Les résultats de cette étude mettent en exergue le lien étroit entre l'état de l'intégration des migrants et les aspirations migratoires de ces derniers en fonction de choix de destination envisagée. Cet état d'intégration est manifeste dans le cadre de cette étude notamment par la situation dans l'emploi, la nationalité et le statut de logement.

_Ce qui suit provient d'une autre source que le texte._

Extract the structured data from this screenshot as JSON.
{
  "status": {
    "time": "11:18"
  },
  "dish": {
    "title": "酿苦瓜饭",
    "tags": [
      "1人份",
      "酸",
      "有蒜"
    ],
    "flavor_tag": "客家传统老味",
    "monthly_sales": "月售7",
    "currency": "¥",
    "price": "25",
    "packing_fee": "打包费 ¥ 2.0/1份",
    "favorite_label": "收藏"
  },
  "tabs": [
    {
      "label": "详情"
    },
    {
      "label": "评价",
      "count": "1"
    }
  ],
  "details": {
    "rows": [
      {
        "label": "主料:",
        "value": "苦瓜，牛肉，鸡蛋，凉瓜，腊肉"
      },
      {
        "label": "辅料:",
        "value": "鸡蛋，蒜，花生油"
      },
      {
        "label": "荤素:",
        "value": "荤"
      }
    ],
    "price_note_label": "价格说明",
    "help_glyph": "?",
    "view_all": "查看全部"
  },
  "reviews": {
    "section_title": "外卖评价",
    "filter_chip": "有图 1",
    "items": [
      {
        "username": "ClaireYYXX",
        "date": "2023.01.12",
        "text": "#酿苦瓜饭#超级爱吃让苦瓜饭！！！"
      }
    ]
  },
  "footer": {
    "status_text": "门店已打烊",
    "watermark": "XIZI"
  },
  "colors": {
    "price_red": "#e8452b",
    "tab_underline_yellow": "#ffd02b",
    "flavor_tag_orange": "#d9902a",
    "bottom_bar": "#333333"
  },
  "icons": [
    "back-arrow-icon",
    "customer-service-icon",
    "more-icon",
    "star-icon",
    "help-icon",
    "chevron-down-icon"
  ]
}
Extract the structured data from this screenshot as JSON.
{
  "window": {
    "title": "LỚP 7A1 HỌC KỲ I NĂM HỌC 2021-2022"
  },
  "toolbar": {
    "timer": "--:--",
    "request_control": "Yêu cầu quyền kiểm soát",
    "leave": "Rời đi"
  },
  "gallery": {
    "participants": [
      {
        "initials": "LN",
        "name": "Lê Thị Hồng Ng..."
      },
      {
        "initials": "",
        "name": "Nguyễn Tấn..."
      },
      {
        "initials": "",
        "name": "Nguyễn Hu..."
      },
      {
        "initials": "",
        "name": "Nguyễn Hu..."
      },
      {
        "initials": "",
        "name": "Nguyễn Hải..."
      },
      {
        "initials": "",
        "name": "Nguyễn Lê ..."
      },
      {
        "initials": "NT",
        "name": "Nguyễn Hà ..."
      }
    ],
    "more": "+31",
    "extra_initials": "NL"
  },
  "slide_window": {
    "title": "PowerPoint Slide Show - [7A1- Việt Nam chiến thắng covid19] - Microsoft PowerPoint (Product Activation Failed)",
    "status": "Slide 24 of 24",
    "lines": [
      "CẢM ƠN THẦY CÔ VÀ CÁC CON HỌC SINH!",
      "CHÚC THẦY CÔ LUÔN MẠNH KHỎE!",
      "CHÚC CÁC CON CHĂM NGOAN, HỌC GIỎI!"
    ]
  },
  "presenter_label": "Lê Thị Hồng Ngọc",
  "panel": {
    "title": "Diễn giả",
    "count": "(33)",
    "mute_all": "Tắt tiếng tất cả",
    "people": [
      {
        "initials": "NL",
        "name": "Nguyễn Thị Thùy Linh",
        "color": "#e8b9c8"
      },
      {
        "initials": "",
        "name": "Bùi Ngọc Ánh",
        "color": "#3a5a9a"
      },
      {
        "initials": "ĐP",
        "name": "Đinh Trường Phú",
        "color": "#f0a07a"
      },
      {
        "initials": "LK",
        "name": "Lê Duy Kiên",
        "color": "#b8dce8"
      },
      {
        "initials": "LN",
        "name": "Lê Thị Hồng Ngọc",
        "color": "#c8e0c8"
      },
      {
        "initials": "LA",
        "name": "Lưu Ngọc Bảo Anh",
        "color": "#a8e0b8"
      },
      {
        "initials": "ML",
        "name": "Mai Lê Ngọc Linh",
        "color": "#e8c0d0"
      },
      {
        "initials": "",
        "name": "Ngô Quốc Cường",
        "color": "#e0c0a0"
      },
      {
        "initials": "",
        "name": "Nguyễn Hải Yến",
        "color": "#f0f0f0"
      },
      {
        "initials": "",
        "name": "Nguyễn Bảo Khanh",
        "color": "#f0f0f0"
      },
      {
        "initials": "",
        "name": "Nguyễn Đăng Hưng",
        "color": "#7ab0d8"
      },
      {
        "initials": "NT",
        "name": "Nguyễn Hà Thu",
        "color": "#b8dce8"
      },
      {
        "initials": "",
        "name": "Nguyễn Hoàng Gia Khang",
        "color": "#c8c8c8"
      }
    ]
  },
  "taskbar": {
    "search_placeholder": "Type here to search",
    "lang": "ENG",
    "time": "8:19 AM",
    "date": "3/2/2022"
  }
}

La situation dans l'emploi est, en quelque sorte, le miroir de l'intégration économique des migrants africains vivant en Belgique. Ces derniers sont nombreux à ne pas avoir un emploi durable ou stable en Belgique. L'écart de taux d'emploi en faveur des Belges comparativement aux migrants non-européens est grand (19%) et même le plus élevé dans toute la zone européenne. Cet état de choses est non seulement explicatif de nouvelles aspirations migratoires chez les migrants africains mais montre combien la rétention des migrants ne pourrait passer, outre la souplesse des politiques d'immigrations en générales, que par les politiques d'intégration. Mais alors, la préférence de l'Europe par les migrants les plus qualifiés révèle que l'analyse des aspirations migratoires mérite d'être faite pas uniquement sous l'angle de la non-intégration mais que l'on doit considérer qu'elles sont aussi liées, tout simplement, à la recherche de meilleures opportunités de carrières.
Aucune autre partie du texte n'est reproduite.